Dissecting the Glycolytic Requirements of Human T Cells via G6PC3 Deficiency

Matthew Stier – Vanderbilt University Medical Center, Nashville, TN, USA; Christine Mariskanish – Vanderbilt University Medical Center, Nashville, TN, USA; Jerab Perez Caraballo – Vanderbilt University Medical Center, Nashville, TN, USA; Megan Dobrose – Vanderbilt University Medical Center, Nashville, TN, USA; Edgar Alejandro Medina-Torres – National Institute of Pediatrics, Health secretariat, Mexico City, Mexico; Selma Cecilia Scheffler Mendoza – National Institute of Pediatrics, Health secretariat, Mexico City, Mexico; James Connelly – Vanderbilt University Medical Center, Nashville, TN, USA; Luis Ignacio Gonzalez-Granado – University Hospital 12 de Octubre, Madrid, Spain; Diana Andrea Herrera Sánchez – National Medical Center XXI Century, Mexico City, Mexico; Patricia O’Farrill Romanillos – National Medical Center XXI Century, Mexico City, Mexico; Kelly Walkovich – University of Michigan, Ann Arbor, MI, USA; Jeffrey Rathmell – Vanderbilt University Medical Center, Nashville, TN, USA; Saul Oswaldo Lugo-Reyes – National Institute of Pediatrics, Health Secretariat, Mexico City, Mexico; Ruben Martinez-Barricarte – Vanderbilt University Medical Center, Nashville, TN, USA

Abstract Text: The glycolytic requirements of T cells in vivo in humans remain elusive, in part, due to the impossibility of prolonged inhibition of glycolysis.
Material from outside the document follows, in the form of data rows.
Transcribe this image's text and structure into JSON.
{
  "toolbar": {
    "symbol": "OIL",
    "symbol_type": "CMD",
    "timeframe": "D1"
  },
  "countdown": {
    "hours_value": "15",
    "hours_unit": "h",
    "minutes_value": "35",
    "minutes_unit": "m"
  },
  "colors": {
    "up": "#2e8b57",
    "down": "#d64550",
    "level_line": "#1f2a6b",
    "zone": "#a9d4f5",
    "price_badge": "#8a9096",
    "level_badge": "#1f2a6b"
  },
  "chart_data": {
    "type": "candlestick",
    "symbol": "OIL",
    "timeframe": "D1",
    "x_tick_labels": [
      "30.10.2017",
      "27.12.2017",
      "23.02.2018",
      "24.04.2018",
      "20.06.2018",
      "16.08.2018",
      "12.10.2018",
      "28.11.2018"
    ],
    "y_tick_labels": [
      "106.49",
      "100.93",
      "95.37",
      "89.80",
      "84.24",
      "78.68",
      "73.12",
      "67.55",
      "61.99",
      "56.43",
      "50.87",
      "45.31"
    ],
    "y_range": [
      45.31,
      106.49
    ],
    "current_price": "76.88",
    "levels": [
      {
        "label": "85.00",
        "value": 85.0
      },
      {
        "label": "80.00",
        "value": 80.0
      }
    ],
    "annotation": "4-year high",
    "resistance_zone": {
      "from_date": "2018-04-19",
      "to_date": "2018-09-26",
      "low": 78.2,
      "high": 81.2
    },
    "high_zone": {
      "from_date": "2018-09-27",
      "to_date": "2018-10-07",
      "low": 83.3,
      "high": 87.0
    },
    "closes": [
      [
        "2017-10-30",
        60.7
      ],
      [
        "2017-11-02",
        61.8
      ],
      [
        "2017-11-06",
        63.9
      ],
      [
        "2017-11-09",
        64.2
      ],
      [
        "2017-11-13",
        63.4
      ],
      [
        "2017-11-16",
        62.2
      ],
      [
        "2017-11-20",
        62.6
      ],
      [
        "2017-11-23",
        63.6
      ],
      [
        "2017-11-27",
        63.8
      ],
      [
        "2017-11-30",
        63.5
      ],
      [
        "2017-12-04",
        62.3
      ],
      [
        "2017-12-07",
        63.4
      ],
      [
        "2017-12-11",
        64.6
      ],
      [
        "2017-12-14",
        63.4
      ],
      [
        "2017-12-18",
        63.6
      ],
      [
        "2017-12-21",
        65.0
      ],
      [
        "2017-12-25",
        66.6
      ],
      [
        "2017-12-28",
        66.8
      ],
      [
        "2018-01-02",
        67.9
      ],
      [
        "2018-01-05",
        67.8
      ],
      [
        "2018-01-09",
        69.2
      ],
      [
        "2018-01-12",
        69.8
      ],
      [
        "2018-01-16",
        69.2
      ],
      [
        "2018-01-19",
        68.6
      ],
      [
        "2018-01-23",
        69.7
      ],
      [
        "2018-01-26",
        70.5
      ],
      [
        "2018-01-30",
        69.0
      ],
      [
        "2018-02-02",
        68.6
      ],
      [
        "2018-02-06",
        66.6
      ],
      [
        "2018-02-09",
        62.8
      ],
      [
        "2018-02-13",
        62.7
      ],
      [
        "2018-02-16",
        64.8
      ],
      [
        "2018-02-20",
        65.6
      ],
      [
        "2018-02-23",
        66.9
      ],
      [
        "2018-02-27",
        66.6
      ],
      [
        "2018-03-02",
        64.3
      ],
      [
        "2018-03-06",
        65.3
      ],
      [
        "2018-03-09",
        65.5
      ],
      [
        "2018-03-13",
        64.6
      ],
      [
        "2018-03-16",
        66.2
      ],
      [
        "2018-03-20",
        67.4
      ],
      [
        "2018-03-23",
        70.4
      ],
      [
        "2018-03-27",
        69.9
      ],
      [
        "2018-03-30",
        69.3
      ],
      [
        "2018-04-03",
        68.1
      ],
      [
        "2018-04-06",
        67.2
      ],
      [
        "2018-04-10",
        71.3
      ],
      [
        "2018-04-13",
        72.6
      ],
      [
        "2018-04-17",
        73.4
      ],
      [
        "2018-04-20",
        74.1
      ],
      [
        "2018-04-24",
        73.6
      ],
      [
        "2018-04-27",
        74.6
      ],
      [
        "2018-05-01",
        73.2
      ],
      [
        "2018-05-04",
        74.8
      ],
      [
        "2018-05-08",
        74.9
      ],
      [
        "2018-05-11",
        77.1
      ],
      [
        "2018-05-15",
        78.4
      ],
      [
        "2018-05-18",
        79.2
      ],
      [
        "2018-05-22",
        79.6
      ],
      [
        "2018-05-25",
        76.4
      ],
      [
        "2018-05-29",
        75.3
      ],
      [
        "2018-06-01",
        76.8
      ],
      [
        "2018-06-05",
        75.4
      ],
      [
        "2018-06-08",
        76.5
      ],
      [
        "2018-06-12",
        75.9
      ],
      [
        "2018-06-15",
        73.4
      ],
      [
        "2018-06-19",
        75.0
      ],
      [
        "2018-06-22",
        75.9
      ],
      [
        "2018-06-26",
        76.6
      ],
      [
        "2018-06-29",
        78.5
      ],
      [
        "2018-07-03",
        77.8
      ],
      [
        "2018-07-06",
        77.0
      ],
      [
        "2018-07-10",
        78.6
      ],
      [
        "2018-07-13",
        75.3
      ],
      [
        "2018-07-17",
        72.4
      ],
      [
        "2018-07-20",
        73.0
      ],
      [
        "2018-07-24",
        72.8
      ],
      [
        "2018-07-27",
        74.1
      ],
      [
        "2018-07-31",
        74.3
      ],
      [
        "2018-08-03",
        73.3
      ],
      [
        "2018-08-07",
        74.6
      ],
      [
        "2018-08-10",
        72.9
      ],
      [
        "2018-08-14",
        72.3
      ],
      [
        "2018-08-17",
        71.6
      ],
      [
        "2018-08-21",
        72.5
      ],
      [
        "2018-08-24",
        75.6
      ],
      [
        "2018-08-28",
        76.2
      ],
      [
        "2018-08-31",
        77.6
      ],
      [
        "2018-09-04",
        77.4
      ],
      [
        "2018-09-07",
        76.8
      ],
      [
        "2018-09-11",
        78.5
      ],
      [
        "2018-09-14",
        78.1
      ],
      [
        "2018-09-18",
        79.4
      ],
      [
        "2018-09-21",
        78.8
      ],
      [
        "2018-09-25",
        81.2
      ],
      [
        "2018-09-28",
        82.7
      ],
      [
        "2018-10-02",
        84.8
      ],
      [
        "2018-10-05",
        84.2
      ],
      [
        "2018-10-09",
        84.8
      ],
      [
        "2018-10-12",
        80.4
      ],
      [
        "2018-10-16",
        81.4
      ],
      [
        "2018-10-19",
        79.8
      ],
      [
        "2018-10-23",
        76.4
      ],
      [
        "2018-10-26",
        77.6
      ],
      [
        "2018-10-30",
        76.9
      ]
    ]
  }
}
We tackle this limitation by studying glucose-6-phosphatase catalytic subunit 3 (G6PC3) deficiency, a monogenic immunometabolic disorder that causes intracellular accumulation of the metabolite 1,5-anhydroglucitol-6-phosphate (1,5-AG6P) in immune cells.
We demonstrate that 1,5-AG6P accumulation markedly impairs glycolytic activities in G6PC3 CRISPR/Cas9 knockout Jurkat T cells and in primary T cells from G6PC3-deficient patients. These findings and our unique cohort of patients with G6PC3 deficiency allowed us to examine how impaired glycolysis impact human T cell responses. Multidimensional analysis using CyTOF shows that G6PC3-deficient patients display lower frequencies of naïve T cells with a concomitant increase in the effector memory T cell and TEMRA proportions in both CD4+ and CD8+ compartments. Patients also have an increased frequency of TH2/TH17 (CD4+CD45RA-CXCR3-) cells and indications of impaired thymic function, showcasing the importance of glycolysis for T cell development and differentiation. Furthermore, we show the correlation between T cell glycolytic activities and PD-1 expression, since patient memory T cells exhibit elevated PD-1 expression, and CD3/CD28 stimulation induces a significantly greater upregulation of PD-1 expression on CD4+ and CD8+ T cells from patients than those from healthy donors. An integrative analysis of scRNA-seq and scTCR-seq data shed light on potential mechanisms underlying these observations.
Collectively, this study highlights the importance of studying rare genetic diseases as an approach to interrogate the links between cellular metabolism and human immune cell fate and function.